Bijbel – Nieuwe Testament – Romeinen 9 – Israëls verleden

26 oktober, 2024

Bijbelboeken: Romeinen

Bijbel – Nieuwe Testament

Romeinen 9 – Israëls verleden

Gods soevereine verkiezing van Israël

Inleiding

Voordat de apostel Paulus verder gaat met de toepassing van hetgeen hij onderwezen had in de eerste acht hoofdstukken van deze brief, in de hoofdstukken 12 en verder, geeft hij voorrang aan het onderwijs over het volk Israël. De hoofdstukken 9-11 van deze brief aan de Romeinen behandelen Israëls geestelijke geschiedenis: het verleden (hfdst.9), de tegenwoordige tijd (hfdst.10) en hun toekomst (hfdst.11). Had God het volk verlaten? Nee, want Israëls ontrouw doet Gods trouw niet teniet (Rom.3:3). Paulus legt uit hoe God zijn uitverkoren volk wel opzij moest zetten, vanwege hun falen in de opdracht om een zegen voor de volken te zijn, en hoe Hij het volk in de toekomst weer in hun positie als volk van God zal herstellen.

Een aantal jaren na het schrijven van de brief aan de Romeinen werd Jeruzalem verwoest en de Joden werden door de Romeinen in ballingschap gevoerd onder alle volken. We kunnen ons voorstellen dat deze gebeurtenis veel vragen op riep bij zowel Joden als gelovigen. Was de Gemeente in plaats van het volk Israël gekomen? Was het definitief gedaan met Israël als God volk? De apostel Paulus geeft ons op die vragen in deze hoofdstukken de nodige antwoorden.
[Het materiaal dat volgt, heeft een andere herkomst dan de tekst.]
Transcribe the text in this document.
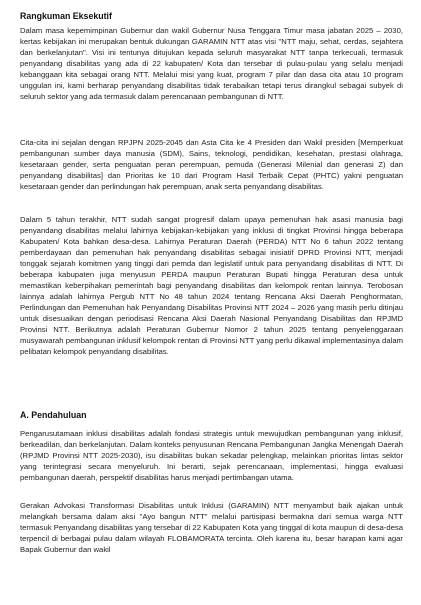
Rangkuman Eksekutif

Dalam masa kepemimpinan Gubernur dan wakil Gubernur Nusa Tenggara Timur masa jabatan 2025 – 2030, kertas kebijakan ini merupakan bentuk dukungan GARAMIN NTT atas visi "NTT maju, sehat, cerdas, sejahtera dan berkelanjutan". Visi ini tentunya ditujukan kepada seluruh masyarakat NTT tanpa terkecuali, termasuk penyandang disabilitas yang ada di 22 kabupaten/ Kota dan tersebar di pulau-pulau yang selalu menjadi kebanggaan kita sebagai orang NTT. Melalui misi yang kuat, program 7 pilar dan dasa cita atau 10 program unggulan ini, kami berharap penyandang disabilitas tidak terabaikan tetapi terus dirangkul sebagai subyek di seluruh sektor yang ada termasuk dalam perencanaan pembangunan di NTT.

Cita-cita ini sejalan dengan RPJPN 2025-2045 dan Asta Cita ke 4 Presiden dan Wakil presiden [Memperkuat pembangunan sumber daya manusia (SDM), Sains, teknologi, pendidikan, kesehatan, prestasi olahraga, kesetaraan gender, serta penguatan peran perempuan, pemuda (Generasi Milenial dan generasi Z) dan penyandang disabilitas] dan Prioritas ke 10 dari Program Hasil Terbaik Cepat (PHTC) yakni penguatan kesetaraan gender dan perlindungan hak perempuan, anak serta penyandang disabilitas.

Dalam 5 tahun terakhir, NTT sudah sangat progresif dalam upaya pemenuhan hak asasi manusia bagi penyandang disabilitas melalui lahirnya kebijakan-kebijakan yang inklusi di tingkat Provinsi hingga beberapa Kabupaten/ Kota bahkan desa-desa. Lahirnya Peraturan Daerah (PERDA) NTT No 6 tahun 2022 tentang pemberdayaan dan pemenuhan hak penyandang disabilitas sebagai inisiatif DPRD Provinsi NTT, menjadi tonggak sejarah komitmen yang tinggi dari pemda dan legislatif untuk para penyandang disabilitas di NTT. Di beberapa kabupaten juga menyusun PERDA maupun Peraturan Bupati hingga Peraturan desa untuk memastikan keberpihakan pemerintah bagi penyandang disabilitas dan kelompok rentan lainnya. Terobosan lainnya adalah lahirnya Pergub NTT No 48 tahun 2024 tentang Rencana Aksi Daerah Penghormatan, Perlindungan dan Pemenuhan hak Penyandang Disabilitas Provinsi NTT 2024 – 2026 yang masih perlu ditinjau untuk disesuaikan dengan periodisasi Rencana Aksi Daerah Nasional Penyandang Disabilitas dan RPJMD Provinsi NTT. Berikutnya adalah Peraturan Gubernur Nomor 2 tahun 2025 tentang penyelenggaraan musyawarah pembangunan inklusif kelompok rentan di Provinsi NTT yang perlu dikawal implementasinya dalam pelibatan kelompok penyandang disabilitas.

A. Pendahuluan

Pengarusutamaan inklusi disabilitas adalah fondasi strategis untuk mewujudkan pembangunan yang inklusif, berkeadilan, dan berkelanjutan. Dalam konteks penyusunan Rencana Pembangunan Jangka Menengah Daerah (RPJMD Provinsi NTT 2025-2030), isu disabilitas bukan sekadar pelengkap, melainkan prioritas lintas sektor yang terintegrasi secara menyeluruh. Ini berarti, sejak perencanaan, implementasi, hingga evaluasi pembangunan daerah, perspektif disabilitas harus menjadi pertimbangan utama.

Gerakan Advokasi Transformasi Disabilitas untuk Inklusi (GARAMIN) NTT menyambut baik ajakan untuk melangkah bersama dalam aksi "Ayo bangun NTT" melalui partisipasi bermakna dari semua warga NTT termasuk Penyandang disabilitas yang tersebar di 22 Kabupaten Kota yang tinggal di kota maupun di desa-desa terpencil di berbagai pulau dalam wilayah FLOBAMORATA tercinta. Oleh karena itu, besar harapan kami agar Bapak Gubernur dan wakil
Israëls verkiezing beschreven (9:1-13)

(A) De zegen verbonden aan de verkiezing (vvs.1-5)

We kunnen niet anders dan Paulus’ last voor Israël bewonderen. Zijn woorden herinneren ons aan Mozes in Exodus 32:31-32 – “Toen keerde Mozes tot de Here terug en zeide: Ach, dit volk heeft een grote zonde begaan, want zij hebben zich een gouden god gemaakt. Maar nu, vergeef toch hun zonde. En zo niet, delg mij dan uit het boek dat Gij geschreven hebt.” Hebben wij dat soort last voor de verloren zielen, Christus hield zoveel van ons dat Hij een vloek voor ons werd.
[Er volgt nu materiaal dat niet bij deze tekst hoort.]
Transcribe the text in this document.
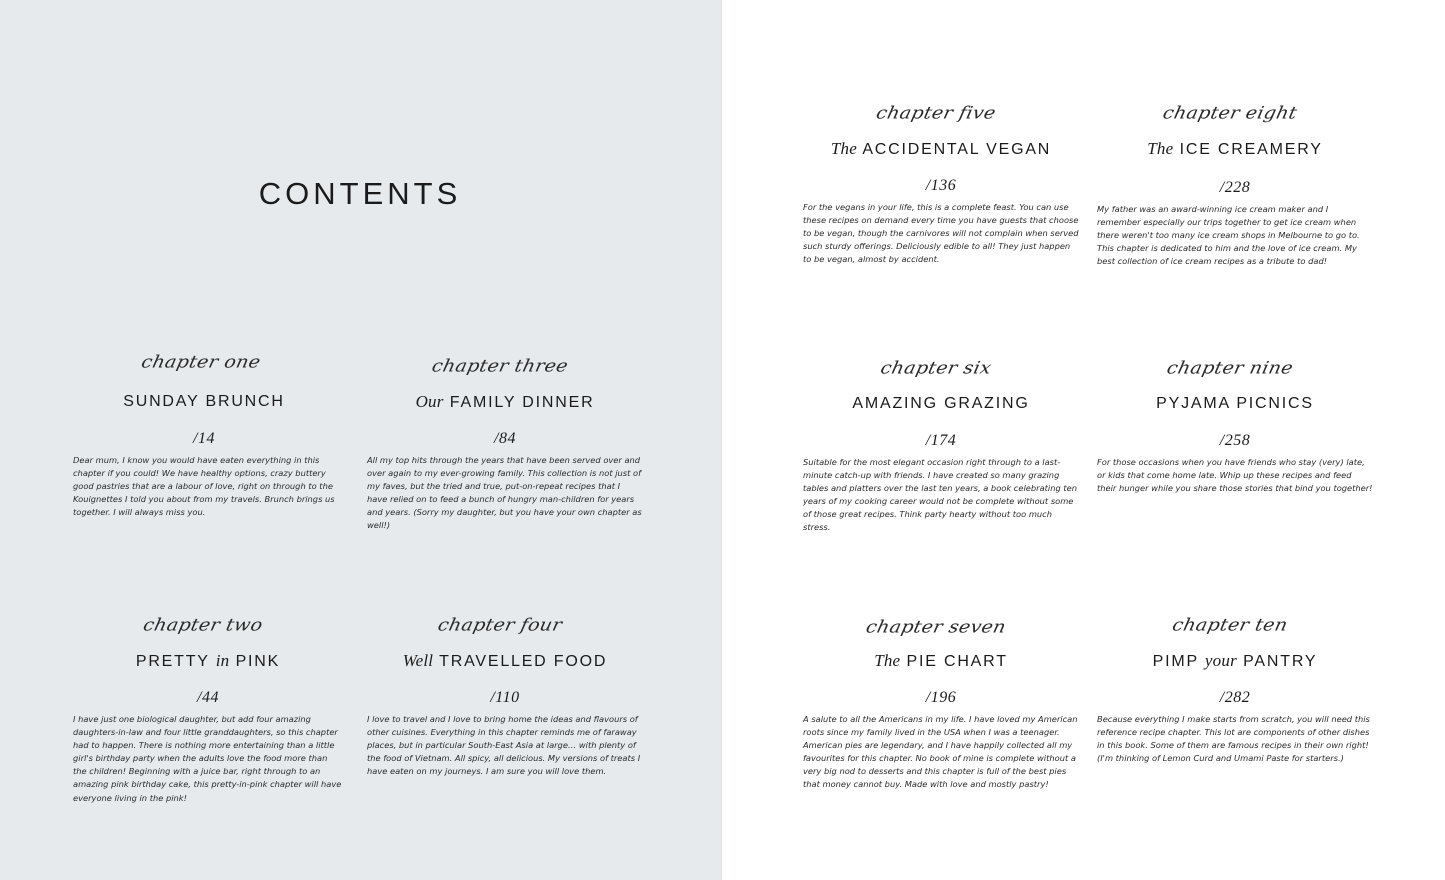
CONTENTS
chapter one
SUNDAY BRUNCH
/14
Dear mum, I know you would have eaten everything in this chapter if you could! We have healthy options, crazy buttery good pastries that are a labour of love, right on through to the Kouignettes I told you about from my travels. Brunch brings us together. I will always miss you.
chapter three
Our FAMILY DINNER
/84
All my top hits through the years that have been served over and over again to my ever-growing family. This collection is not just of my faves, but the tried and true, put-on-repeat recipes that I have relied on to feed a bunch of hungry man-children for years and years. (Sorry my daughter, but you have your own chapter as well!)
chapter two
PRETTY in PINK
/44
I have just one biological daughter, but add four amazing daughters-in-law and four little granddaughters, so this chapter had to happen. There is nothing more entertaining than a little girl's birthday party when the adults love the food more than the children! Beginning with a juice bar, right through to an amazing pink birthday cake, this pretty-in-pink chapter will have everyone living in the pink!
chapter four
Well TRAVELLED FOOD
/110
I love to travel and I love to bring home the ideas and flavours of other cuisines. Everything in this chapter reminds me of faraway places, but in particular South-East Asia at large… with plenty of the food of Vietnam. All spicy, all delicious. My versions of treats I have eaten on my journeys. I am sure you will love them.
chapter five
The ACCIDENTAL VEGAN
/136
For the vegans in your life, this is a complete feast. You can use these recipes on demand every time you have guests that choose to be vegan, though the carnivores will not complain when served such sturdy offerings. Deliciously edible to all! They just happen to be vegan, almost by accident.
chapter eight
The ICE CREAMERY
/228
My father was an award-winning ice cream maker and I remember especially our trips together to get ice cream when there weren't too many ice cream shops in Melbourne to go to. This chapter is dedicated to him and the love of ice cream. My best collection of ice cream recipes as a tribute to dad!
chapter six
AMAZING GRAZING
/174
Suitable for the most elegant occasion right through to a last-minute catch-up with friends. I have created so many grazing tables and platters over the last ten years, a book celebrating ten years of my cooking career would not be complete without some of those great recipes. Think party hearty without too much stress.
chapter nine
PYJAMA PICNICS
/258
For those occasions when you have friends who stay (very) late, or kids that come home late. Whip up these recipes and feed their hunger while you share those stories that bind you together!
chapter seven
The PIE CHART
/196
A salute to all the Americans in my life. I have loved my American roots since my family lived in the USA when I was a teenager. American pies are legendary, and I have happily collected all my favourites for this chapter. No book of mine is complete without a very big nod to desserts and this chapter is full of the best pies that money cannot buy. Made with love and mostly pastry!
chapter ten
PIMP your PANTRY
/282
Because everything I make starts from scratch, you will need this reference recipe chapter. This lot are components of other dishes in this book. Some of them are famous recipes in their own right! (I'm thinking of Lemon Curd and Umami Paste for starters.)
(1) De aanneming – gekozen door God vanwege Zijn liefde (Jes.43:20-21)

(2) De heerlijkheid – de aanwezigheid van God in de tabernakel (Ex.24:16-17)

(3) De verbonden – door Abraham, Mozes en David gaf God onveranderlijke verbonden aan Zijn volk Israël.
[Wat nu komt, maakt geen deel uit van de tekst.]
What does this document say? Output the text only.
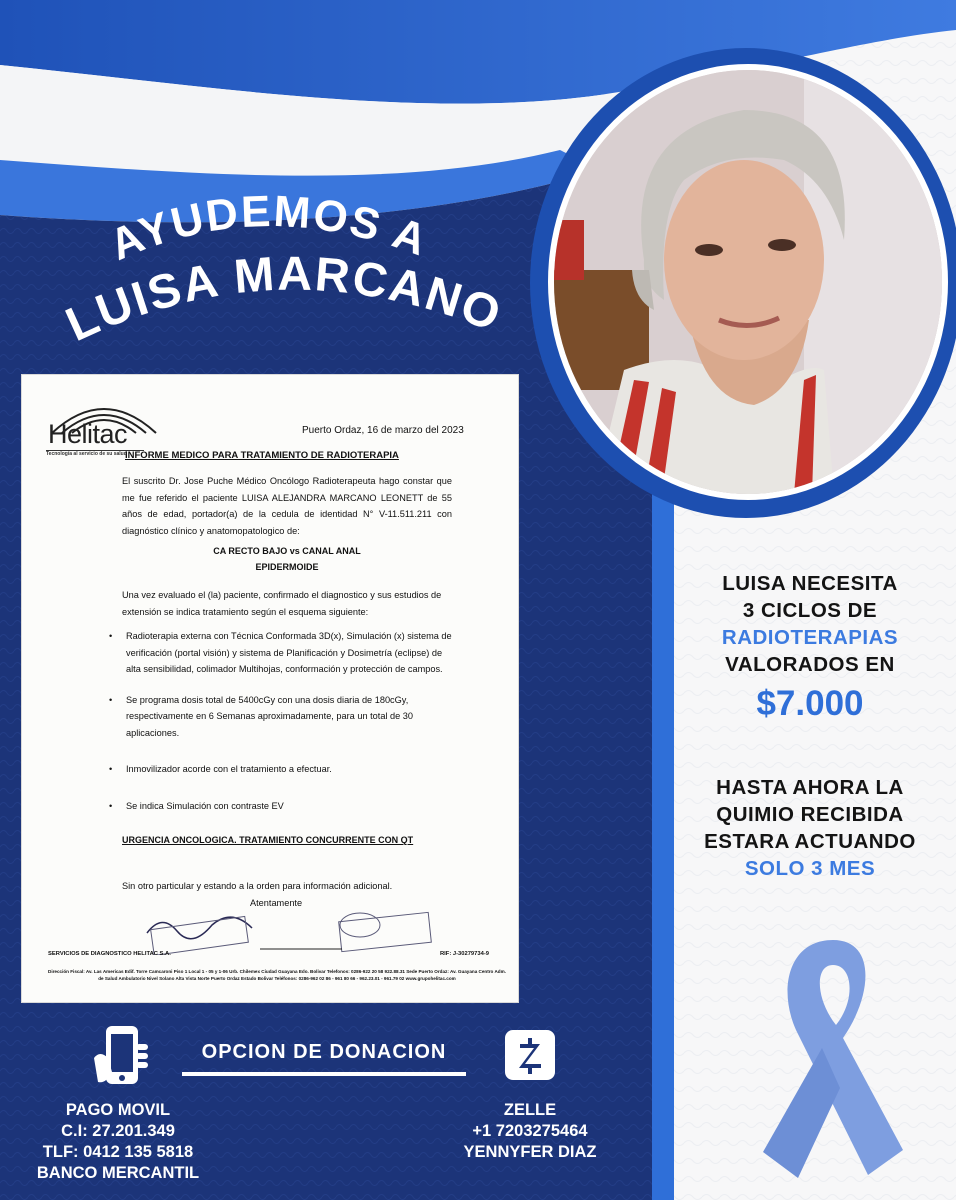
AYUDEMOS A
LUISA MARCANO
Helitac
Tecnología al servicio de su salud
Puerto Ordaz, 16 de marzo del 2023
INFORME MEDICO PARA TRATAMIENTO DE RADIOTERAPIA
El suscrito Dr. Jose Puche Médico Oncólogo Radioterapeuta hago constar que me fue referido el paciente LUISA ALEJANDRA MARCANO LEONETT de 55 años de edad, portador(a) de la cedula de identidad N° V-11.511.211 con diagnóstico clínico y anatomopatologico de:
CA RECTO BAJO vs CANAL ANAL
EPIDERMOIDE
Una vez evaluado el (la) paciente, confirmado el diagnostico y sus estudios de extensión se indica tratamiento según el esquema siguiente:
• Radioterapia externa con Técnica Conformada 3D(x), Simulación (x) sistema de verificación (portal visión) y sistema de Planificación y Dosimetría (eclipse) de alta sensibilidad, colimador Multihojas, conformación y protección de campos.
• Se programa dosis total de 5400cGy con una dosis diaria de 180cGy, respectivamente en 6 Semanas aproximadamente, para un total de 30 aplicaciones.
• Inmovilizador acorde con el tratamiento a efectuar.
• Se indica Simulación con contraste EV
URGENCIA ONCOLOGICA. TRATAMIENTO CONCURRENTE CON QT
Sin otro particular y estando a la orden para información adicional.
Atentamente
SERVICIOS DE DIAGNOSTICO HELITAC S.A.	RIF: J-30279734-9
Dirección Fiscal: Av. Las Americas Edif. Torre Camcaroni Piso 1 Local 1 - 05 y 1-06 Urb. Chilemex Ciudad Guayana Edo. Bolivar Telefonos: 0286-922 20 58 922.88.31 Sede Puerto Ordaz: Av. Guayana Centro Adm. de Salud Ambulatorio Nivel Solano Alta Vista Norte Puerto Ordaz Estado Bolivar Teléfonos: 0286-962 02 86 - 961 80 66 - 962.23.01 - 961.79 02 www.grupohelitac.com
LUISA NECESITA
3 CICLOS DE
RADIOTERAPIAS
VALORADOS EN
$7.000
HASTA AHORA LA
QUIMIO RECIBIDA
ESTARA ACTUANDO
SOLO 3 MES
OPCION DE DONACION
PAGO MOVIL
C.I: 27.201.349
TLF: 0412 135 5818
BANCO MERCANTIL
ZELLE
+1 7203275464
YENNYFER DIAZ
(4) Het geven van de Wet – God heeft nooit zo met de heidenen omgegaan. Israël hoorde Gods stem en ontving Zijn wetten om hun leven te besturen.

(5) De dienst aan God – de priesterlijke dienst in de tabernakel was een voorrecht van de Heer.

(6) De beloften – veel beloften uit het Oude Testament zijn vervuld, en er moeten nog veel meer voor de Joden vervuld worden.

(7) De vaders Abraham, Isaak, Jakob en de twaalf zonen van Jakob vormden de basis van de natie.

(8) De Messias – Christus was een Jood, uit de stam Juda, geboren volgens de Wet. Merk op dat Paulus in vers 5 Christus “God te prijzen tot in eeuwigheid” noemde.

Geen enkel ander volk had deze wonderbaarlijke zegeningen; toch nam Israël ze voor lief en verwierp uiteindelijk de gerechtigheid van God. De christenen van vandaag behoren ook tot Gods uitverkorenen en hebben soortgelijke zegeningen om van te genieten: aanneming (Ef.1:5); heerlijkheid (Ef.1:6-7); het nieuwe verbond in Christus’ bloed (Heb.9-10); de wet werd geschreven in het hart (2Kor.3; Heb.10:16-17); priesterlijke dienst door Christus (1Petr.1:4); en we hebben Abraham als de vader van de gelovigen (Gal.3:7) – allemaal omdat we Christus hebben.

(B) De grondslag van de verkiezing (vss.6-13)

Bij verkiezing oefent God Zijn soevereine wil uit om Zijn volmaakte plan te volbrengen. Houd in gedachten dat de verkiezing die in Romeinen 9-11 wordt besproken, nationaal is en niet individueel. Als je alle waarheden van deze hoofdstukken toepast op de redding of veiligheid van de individuele gelovige, mis je hun boodschap volledig. Paulus wijst er zelfs zorgvuldig op dat hij de Joden en heidenen bespreekt als mensen, niet als individuele zondaars.

(1) Abraham – hij werd uitgekozen als de vader van het Hebreeuwse volk, maar Paulus stelt dat niet alle Israëlieten echte zonen van Israël zijn. (Zie ook Rom.2:25-29.) Abraham had veel kinderen (Gen.25:1-6), maar slechts één uitgekozen zoon, Isaak, die door het geloof het kind van de belofte was.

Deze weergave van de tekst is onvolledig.